The Paramount Theater became the scene of a wholly nonfictional drama on Tuesday as the members of Burlington’s city council commandeered this city-owned playhouse for their final meeting of 2021.
The focus of this gathering, which drew an unusually large crowd by the standards of the city council, was to swear in the winners of last month’s municipal election, where the office of mayor as well as two regular seats on the council had been up for grabs.
The mayor’s race ultimately ended with the victory of long-time councilman Jim Butler over the city’s incumbent mayor Ian Baltutis.
The city’s voters also selected incumbent councilman Harold Owen to serve another four years on the council, and they awarded Butler’s old council seat to Burlington’s former mayor Ronnie Wall, who returned to politics this year after a six-year hiatus from public life.

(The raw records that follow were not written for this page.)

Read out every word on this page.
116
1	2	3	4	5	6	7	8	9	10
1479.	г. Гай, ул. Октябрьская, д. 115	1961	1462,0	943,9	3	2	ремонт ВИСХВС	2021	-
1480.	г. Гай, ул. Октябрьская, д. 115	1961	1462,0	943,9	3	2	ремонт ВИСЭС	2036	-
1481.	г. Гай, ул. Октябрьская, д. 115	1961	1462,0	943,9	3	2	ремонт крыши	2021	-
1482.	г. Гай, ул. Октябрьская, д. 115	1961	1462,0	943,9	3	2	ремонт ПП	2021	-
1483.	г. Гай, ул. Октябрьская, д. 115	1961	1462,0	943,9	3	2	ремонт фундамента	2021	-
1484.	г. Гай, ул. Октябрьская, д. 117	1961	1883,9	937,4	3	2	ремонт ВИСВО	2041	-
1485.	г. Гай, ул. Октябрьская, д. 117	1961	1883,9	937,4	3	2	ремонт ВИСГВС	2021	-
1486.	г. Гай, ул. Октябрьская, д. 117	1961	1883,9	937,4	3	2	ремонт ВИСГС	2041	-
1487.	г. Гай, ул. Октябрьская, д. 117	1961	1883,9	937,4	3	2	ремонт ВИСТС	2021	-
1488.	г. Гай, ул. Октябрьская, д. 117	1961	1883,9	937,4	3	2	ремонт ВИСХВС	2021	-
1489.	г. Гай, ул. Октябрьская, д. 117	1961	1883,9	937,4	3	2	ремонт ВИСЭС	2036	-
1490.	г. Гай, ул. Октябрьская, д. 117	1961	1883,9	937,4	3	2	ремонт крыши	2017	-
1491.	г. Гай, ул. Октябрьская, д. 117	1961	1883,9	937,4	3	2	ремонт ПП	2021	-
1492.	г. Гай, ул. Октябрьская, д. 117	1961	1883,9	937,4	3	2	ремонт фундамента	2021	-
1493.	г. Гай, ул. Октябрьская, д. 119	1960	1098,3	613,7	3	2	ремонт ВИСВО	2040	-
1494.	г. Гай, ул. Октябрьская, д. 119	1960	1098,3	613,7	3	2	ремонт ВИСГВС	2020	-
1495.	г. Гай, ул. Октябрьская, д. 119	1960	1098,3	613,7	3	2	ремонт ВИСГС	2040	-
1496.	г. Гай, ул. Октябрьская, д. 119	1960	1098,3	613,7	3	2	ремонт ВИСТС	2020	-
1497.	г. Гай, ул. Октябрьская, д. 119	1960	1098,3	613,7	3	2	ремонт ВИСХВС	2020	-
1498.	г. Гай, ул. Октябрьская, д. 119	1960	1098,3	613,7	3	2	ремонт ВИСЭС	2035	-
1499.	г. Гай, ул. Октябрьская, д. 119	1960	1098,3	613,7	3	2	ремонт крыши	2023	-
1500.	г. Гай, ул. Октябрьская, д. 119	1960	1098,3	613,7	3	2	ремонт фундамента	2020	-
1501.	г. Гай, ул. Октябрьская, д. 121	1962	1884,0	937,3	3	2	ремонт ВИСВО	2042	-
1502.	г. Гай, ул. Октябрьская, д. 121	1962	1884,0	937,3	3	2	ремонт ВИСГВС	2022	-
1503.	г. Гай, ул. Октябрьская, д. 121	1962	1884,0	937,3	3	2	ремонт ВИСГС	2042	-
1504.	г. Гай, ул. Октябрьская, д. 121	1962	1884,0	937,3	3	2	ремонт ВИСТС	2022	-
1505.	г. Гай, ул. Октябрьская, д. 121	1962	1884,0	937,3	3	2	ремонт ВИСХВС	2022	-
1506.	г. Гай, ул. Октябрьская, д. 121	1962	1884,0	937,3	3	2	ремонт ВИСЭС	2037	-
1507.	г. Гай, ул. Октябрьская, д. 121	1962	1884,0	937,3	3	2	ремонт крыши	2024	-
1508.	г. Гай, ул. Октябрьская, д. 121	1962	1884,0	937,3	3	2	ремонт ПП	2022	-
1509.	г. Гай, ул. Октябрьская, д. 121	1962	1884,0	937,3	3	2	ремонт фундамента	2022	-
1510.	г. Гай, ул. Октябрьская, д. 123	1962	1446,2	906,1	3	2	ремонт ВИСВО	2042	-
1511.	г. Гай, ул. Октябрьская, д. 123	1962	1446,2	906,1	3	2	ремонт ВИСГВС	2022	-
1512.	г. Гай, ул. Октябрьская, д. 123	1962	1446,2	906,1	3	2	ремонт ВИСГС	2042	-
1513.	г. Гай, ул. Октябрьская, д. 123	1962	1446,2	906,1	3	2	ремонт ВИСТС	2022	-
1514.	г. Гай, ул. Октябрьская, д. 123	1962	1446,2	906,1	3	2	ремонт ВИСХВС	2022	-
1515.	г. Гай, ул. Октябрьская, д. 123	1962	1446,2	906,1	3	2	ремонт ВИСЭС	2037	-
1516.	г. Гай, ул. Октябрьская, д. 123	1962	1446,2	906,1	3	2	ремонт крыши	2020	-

During Tuesday’s council meeting, each of the three victors were joined on the stage by select family members as the formal oath of office was administered to them by Burlington’s former city clerk Beverly Smith.
In Wall’s case, the supporting cast consisted of his wife Susie and their grandsons Baxter and Charlie Johnson;
while Owen was joined by his wife Denane and their grandsons Jake and Cam Beck;
and Butler was flanked by his wife Kim and their three adult children – Megan, Nathan, and Grayson.

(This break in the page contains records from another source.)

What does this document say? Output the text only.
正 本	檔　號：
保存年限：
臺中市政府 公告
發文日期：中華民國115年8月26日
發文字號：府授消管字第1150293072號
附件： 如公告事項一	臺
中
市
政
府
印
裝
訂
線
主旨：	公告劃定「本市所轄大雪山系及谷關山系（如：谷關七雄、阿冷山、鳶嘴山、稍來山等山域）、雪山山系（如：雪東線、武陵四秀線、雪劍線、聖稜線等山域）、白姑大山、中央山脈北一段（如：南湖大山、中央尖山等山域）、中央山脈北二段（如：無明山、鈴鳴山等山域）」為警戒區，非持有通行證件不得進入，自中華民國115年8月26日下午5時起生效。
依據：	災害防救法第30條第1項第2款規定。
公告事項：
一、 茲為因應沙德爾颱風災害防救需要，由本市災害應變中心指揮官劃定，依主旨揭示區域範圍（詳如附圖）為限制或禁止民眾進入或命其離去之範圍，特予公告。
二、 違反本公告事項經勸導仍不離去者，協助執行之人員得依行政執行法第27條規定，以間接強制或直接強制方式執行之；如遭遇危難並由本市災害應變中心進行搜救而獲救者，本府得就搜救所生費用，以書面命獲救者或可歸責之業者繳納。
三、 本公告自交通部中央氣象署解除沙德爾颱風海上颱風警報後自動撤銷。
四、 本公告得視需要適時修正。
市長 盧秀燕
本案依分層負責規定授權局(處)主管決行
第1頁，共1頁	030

A second oath was later administered to Owen individually after his fellow council members unanimously selected him to serve as the city’s new mayor pro tem.
Yet, in one of his first acts as Burlington’s new mayor, Butler made it clear that the council wouldn’t stand solely on ceremony by giving each of his colleagues an opportunity to share their priorities for the city’s municipal government in the coming year.

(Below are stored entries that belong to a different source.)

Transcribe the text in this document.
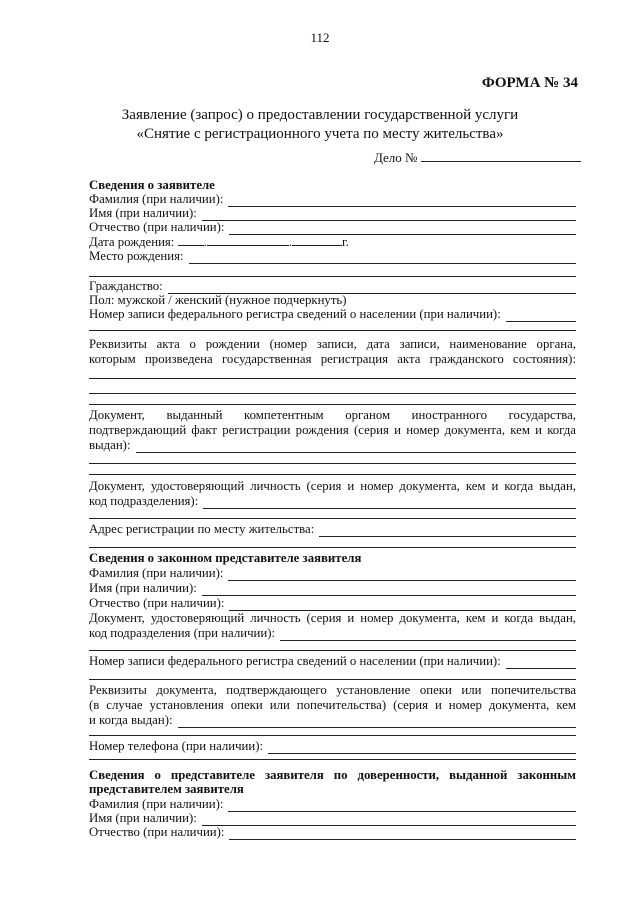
112
ФОРМА № 34
Заявление (запрос) о предоставлении государственной услуги
«Снятие с регистрационного учета по месту жительства»
Дело №
Сведения о заявителе
Фамилия (при наличии):
Имя (при наличии):
Отчество (при наличии):
Дата рождения: .	.	г.
Место рождения:
Гражданство:
Пол: мужской / женский (нужное подчеркнуть)
Номер записи федерального регистра сведений о населении (при наличии):
Реквизиты акта о рождении (номер записи, дата записи, наименование органа,
которым произведена государственная регистрация акта гражданского состояния):
Документ, выданный компетентным органом иностранного государства,
подтверждающий факт регистрации рождения (серия и номер документа, кем и когда
выдан):
Документ, удостоверяющий личность (серия и номер документа, кем и когда выдан,
код подразделения):
Адрес регистрации по месту жительства:
Сведения о законном представителе заявителя
Фамилия (при наличии):
Имя (при наличии):
Отчество (при наличии):
Документ, удостоверяющий личность (серия и номер документа, кем и когда выдан,
код подразделения (при наличии):
Номер записи федерального регистра сведений о населении (при наличии):
Реквизиты документа, подтверждающего установление опеки или попечительства
(в случае установления опеки или попечительства) (серия и номер документа, кем
и когда выдан):
Номер телефона (при наличии):
Сведения о представителе заявителя по доверенности, выданной законным
представителем заявителя
Фамилия (при наличии):
Имя (при наличии):
Отчество (при наличии):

In addition to economic development, which ranked high on each council member’s to-do list, councilman Kathy Hykes called for some action on the issues of housing, hunger, and homelessness and expressed her desire to extend the city’s prosperity to all members of the community.
Hykes’ concern for the less fortunate was echoed by Butler, who also aired a catalog of other priorities, including the redevelopment of Burlington’s former Western Electric plant, the construction of a rec center on the city’s west side, and better compensation for members of Burlington’s municipal staff.
In the end, Butler emphasized that it will be these issues of substance rather than the spectacle of political theater that will be front and center during his term as Burlington’s mayor.
“There’s a lot of issues out there that this council will be working on,” he went on to sum up. “I wanted everybody to know that because, while this [meeting] was largely ceremonial, there are real issues we’re going to be working on.”